ECB Insight: Lane Confirms Key Specifics of Coming Monetary Policy Normalisation Steps
30 May 2022
By David Barwick – FRANKFURT (Econostream) – European Central Bank Chief Economist Philip Lane in an interview published Monday confirmed the key messages of President Christine Lagarde’s blog a week ago today, presumably putting to rest the scepticism of at least one Governing Council member as to whether the ECB would really deliver the end of net asset purchases in the coming weeks and – probably - a deposit rate of zero percent by the end of the summer.

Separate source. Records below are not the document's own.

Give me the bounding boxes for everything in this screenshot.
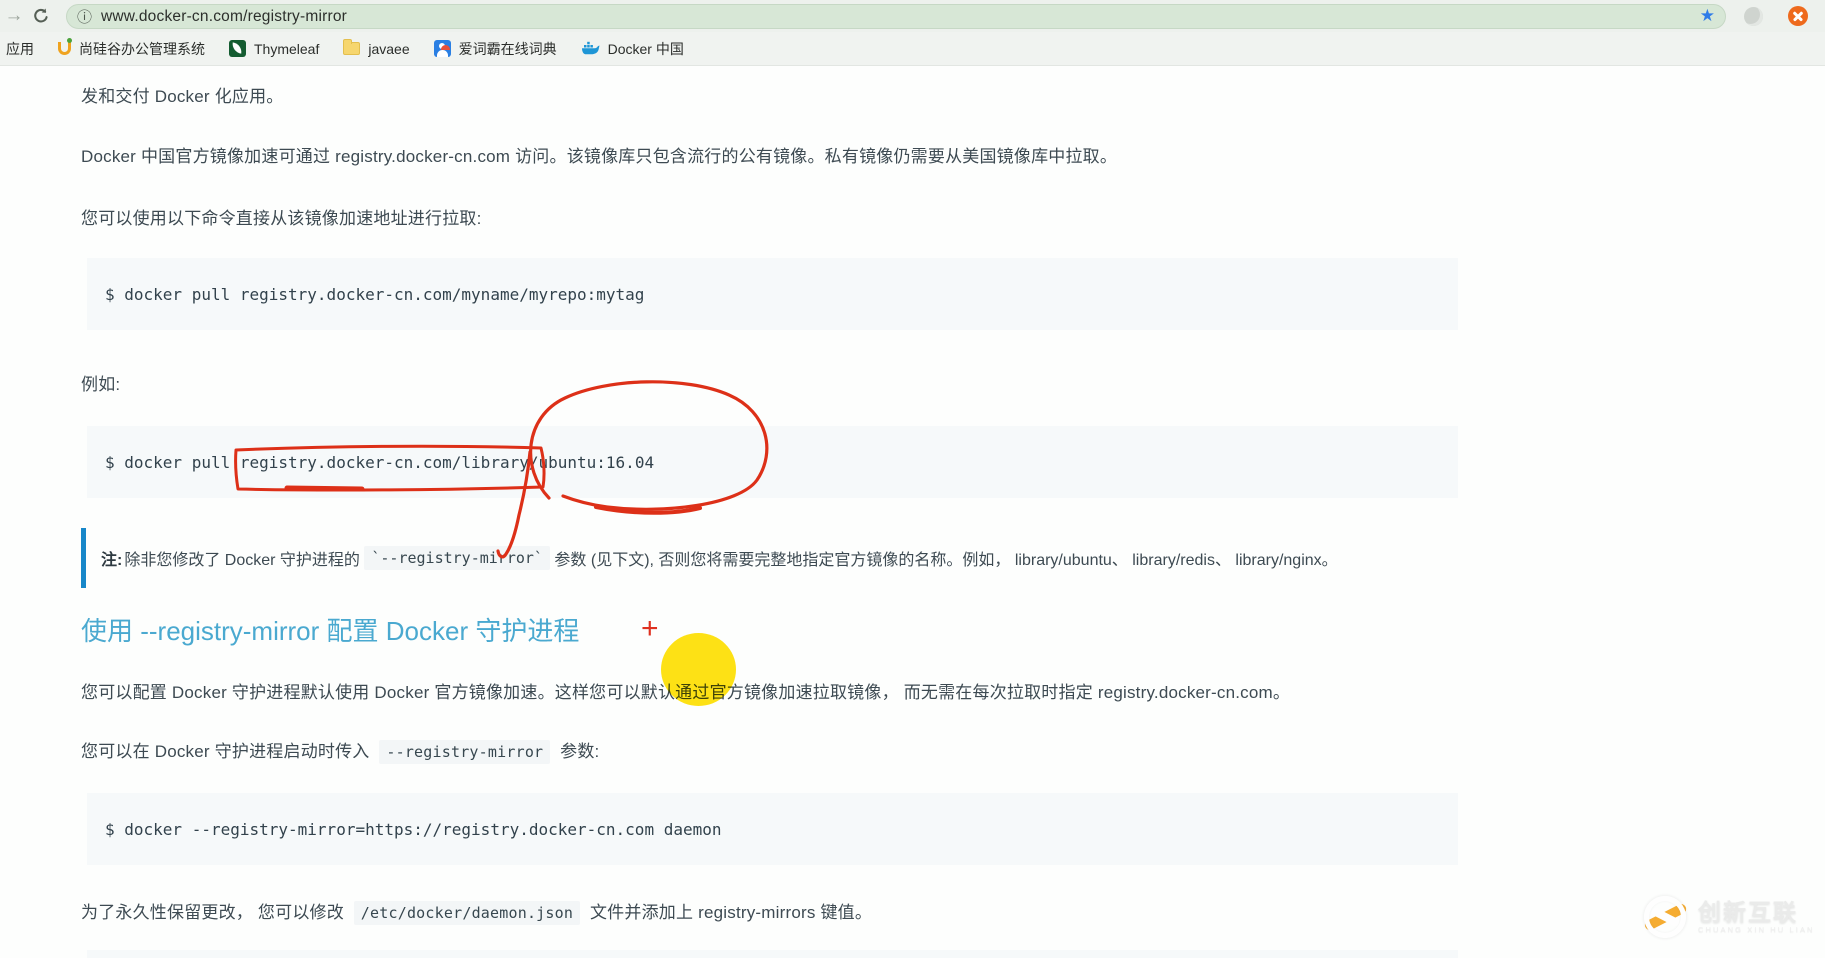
page-info-icon[interactable]: ⓘ xyxy=(77,6,92,27)
bookmark-javaee[interactable]: javaee xyxy=(343,41,409,57)
extension-icon[interactable] xyxy=(1744,7,1763,26)
daemon-json-path-code: /etc/docker/daemon.json xyxy=(354,901,580,925)
reload-icon[interactable] xyxy=(28,5,54,27)
bookmark-label: 爱词霸在线词典 xyxy=(459,39,557,59)
code-block-pull-generic: $ docker pull registry.docker-cn.com/myn… xyxy=(87,258,1458,330)
bookmark-docker-cn[interactable]: Docker 中国 xyxy=(581,39,684,59)
bookmark-thymeleaf[interactable]: Thymeleaf xyxy=(229,40,319,57)
note-text: 参数 (见下文), 否则您将需要完整地指定官方镜像的名称。例如， library… xyxy=(554,546,1337,570)
intro-tail-text: 发和交付 Docker 化应用。 xyxy=(81,82,284,107)
docker-whale-icon xyxy=(581,40,600,58)
registry-mirror-flag-code: --registry-mirror xyxy=(379,740,550,764)
watermark-logo-icon xyxy=(1641,893,1689,941)
bookmarks-bar: 应用 尚硅谷办公管理系统 Thymeleaf javaee 爱词霸在线词典 Do… xyxy=(0,32,1825,66)
pull-instruction-paragraph: 您可以使用以下命令直接从该镜像加速地址进行拉取: xyxy=(81,204,482,229)
bookmark-label: Docker 中国 xyxy=(608,39,684,59)
bookmark-iciba[interactable]: 爱词霸在线词典 xyxy=(434,39,557,59)
watermark-title: 创新互联 xyxy=(1698,900,1815,924)
code-block-pull-ubuntu: $ docker pull registry.docker-cn.com/lib… xyxy=(87,426,1458,498)
browser-menu-icon[interactable] xyxy=(1788,6,1808,26)
yellow-highlight-circle xyxy=(661,633,736,706)
code-text: $ docker --registry-mirror=https://regis… xyxy=(105,820,722,839)
watermark-subtitle: CHUANG XIN HU LIAN xyxy=(1698,926,1815,934)
highlighted-registry-prefix: registry.docker-cn.com/library/ xyxy=(240,453,539,472)
bookmark-label: Thymeleaf xyxy=(254,41,319,57)
bookmark-shangguigu[interactable]: 尚硅谷办公管理系统 xyxy=(58,39,205,59)
paragraph-text: 参数: xyxy=(555,742,599,761)
daemon-flag-paragraph: 您可以在 Docker 守护进程启动时传入 --registry-mirror … xyxy=(81,737,599,762)
code-block-daemon: $ docker --registry-mirror=https://regis… xyxy=(87,793,1458,865)
dictionary-icon xyxy=(434,40,451,57)
watermark: 创新互联 CHUANG XIN HU LIAN xyxy=(1641,893,1815,941)
leaf-icon xyxy=(229,40,246,57)
note-label: 注: xyxy=(101,546,122,570)
code-text-image-tag: ubuntu:16.04 xyxy=(538,453,654,472)
daemon-json-paragraph: 为了永久性保留更改， 您可以修改 /etc/docker/daemon.json… xyxy=(81,898,872,923)
page-content: 发和交付 Docker 化应用。 Docker 中国官方镜像加速可通过 regi… xyxy=(0,66,1825,958)
paragraph-text: 为了永久性保留更改， 您可以修改 xyxy=(81,903,349,922)
apps-shortcut[interactable]: 应用 xyxy=(6,39,34,59)
section-heading-registry-mirror: 使用 --registry-mirror 配置 Docker 守护进程 xyxy=(81,611,579,648)
bookmark-star-icon[interactable]: ★ xyxy=(1700,6,1715,26)
code-text: $ docker pull registry.docker-cn.com/myn… xyxy=(105,285,644,304)
note-text: 除非您修改了 Docker 守护进程的 xyxy=(124,546,360,570)
paragraph-text: 文件并添加上 registry-mirrors 键值。 xyxy=(585,903,872,922)
red-plus-annotation: + xyxy=(641,612,659,646)
url-text[interactable]: www.docker-cn.com/registry-mirror xyxy=(101,8,347,26)
registry-mirror-code: `--registry-mirror` xyxy=(364,546,550,570)
browser-toolbar: → ⓘ www.docker-cn.com/registry-mirror ★ xyxy=(0,0,1825,32)
note-callout: 注: 除非您修改了 Docker 守护进程的 `--registry-mirro… xyxy=(81,528,1338,588)
next-code-block-edge xyxy=(87,950,1458,958)
code-text: $ docker pull xyxy=(105,453,240,472)
paragraph-text: 您可以在 Docker 守护进程启动时传入 xyxy=(81,742,374,761)
example-label: 例如: xyxy=(81,370,120,395)
folder-icon xyxy=(343,42,360,55)
address-bar[interactable]: ⓘ www.docker-cn.com/registry-mirror ★ xyxy=(66,4,1726,29)
bookmark-label: javaee xyxy=(368,41,409,57)
bookmark-label: 尚硅谷办公管理系统 xyxy=(79,39,205,59)
mirror-intro-paragraph: Docker 中国官方镜像加速可通过 registry.docker-cn.co… xyxy=(81,142,1117,167)
forward-icon[interactable]: → xyxy=(0,5,28,27)
u-logo-icon xyxy=(58,42,71,55)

Those who’d had less doubts on those particular scores should still have gotten plenty out of Spanish business daily Cinco Días’ interview with Lane, who à la Lagarde called it ‘too early to know what will happen after [September], as it will depend on how the economy evolves.’
Not surprisingly, Lane, the last member of the Executive Board to categorically rule out any rate hikes in 2022, showed no enthusiasm for steps of more than 25 basis points, describing this as ‘a benchmark pace’ for the July and September moves.
‘Any discussion about other moves would have to make the case for moving more strongly than this sequence of hikes in July and September’, he said. ‘The discussion will be had, but our current assessment of the situation, where we think the medium-term inflation outlook is in line with our 2% target, calls for a gradual approach to normalisation.’
This is no less or more than anyone should have expected. That the Council would need to discuss the possibility of a 50-bp move has been known since Econostream reported it on April 21. We noted then and have repeated since that it was not and may never become the baseline. This is still so, even though several Council members have since expressed their support for the idea.
Still, if anything, the fact that such a dyed-in-the-wool monetary policy dove as Lane musters such feeble resistance to 50 basis points would seem to raise the stakes for such an outcome a bit, though we don’t want to discount the possibility that his general view of things has been invalidated over the last year or so to the extent that he is now simply reluctant to position himself with his previous outspokenness.
In our view, Lane was not keen on shedding much light on the state of medium-term inflation. We note that he referred to the European Commission’ forecasts, which were released two weeks ago and now call for euro area HICP of 2.7% in 2023, up from a mere 1.7% three months earlier, but do not extend beyond that.
Econostream understands that at least one of the large Eurozone member states, whose national central banks play a larger role in the June and December projection exercise, has already come up with a figure for domestic 2024 HICP representing an increase from the previous round.
Any increase at the level of the euro area would be pregnant with meaning, given the March estimate for 2024 HICP came in at 1.9%. Of course, this is widely considered by Council members to be essentially the same as 2% anyway, but still, a two in front of the decimal point at the horizon would fuel the debate about the proper speed of normalisation.
Quite possibly, Lane, whose team has so far managed to avoid such an outcome, is now resigned to it. That would certainly make his reticence on the topic easy to understand. We don’t completely buy his assertion that casting things in terms of the ECB’s own adverse scenario of the last projection round is not ‘the way to look at it.’
Lane also preferred not to get bogged down in a discussion of the euro area’s neutral rate of interest. ‘Rates will settle down when inflation settles around 2%, and we should be open-minded where that will be’, he said. ‘We’re going meeting by meeting, quarter by quarter.’
Lagarde, he reminded, had expressed a willingness to adapt the speed of normalisation up or down as appropriate. ‘So that’s our focus, not the academic debate on where the so-called neutral interest rate is’, he said.
It was only natural for a Spanish medium to inquire about the prospect for an anti-fragmentation tool. Lane’s answer in every respect corroborated our report last week. The ECB is determined to prevent fragmentation risk from materialising, but there is no ‘fixed number at which point we would intervene’, he said.
‘Flexibility is a general concept’, he said. ‘One application is through the PEPP reinvestments, but there are also other instruments that could be used.’ Here the asset purchase programme, which Econostream said may be endowed with similar flexibility, comes to mind.
But a permanent tool is clearly not in the offing, just as we indicated. ‘The debate about what type of instrument could be used is a secondary one – the bottom line is the commitment that we will not let unwarranted impairment of the transmission mechanism interfere with monetary policy and our ability to deliver our target’, Lane said.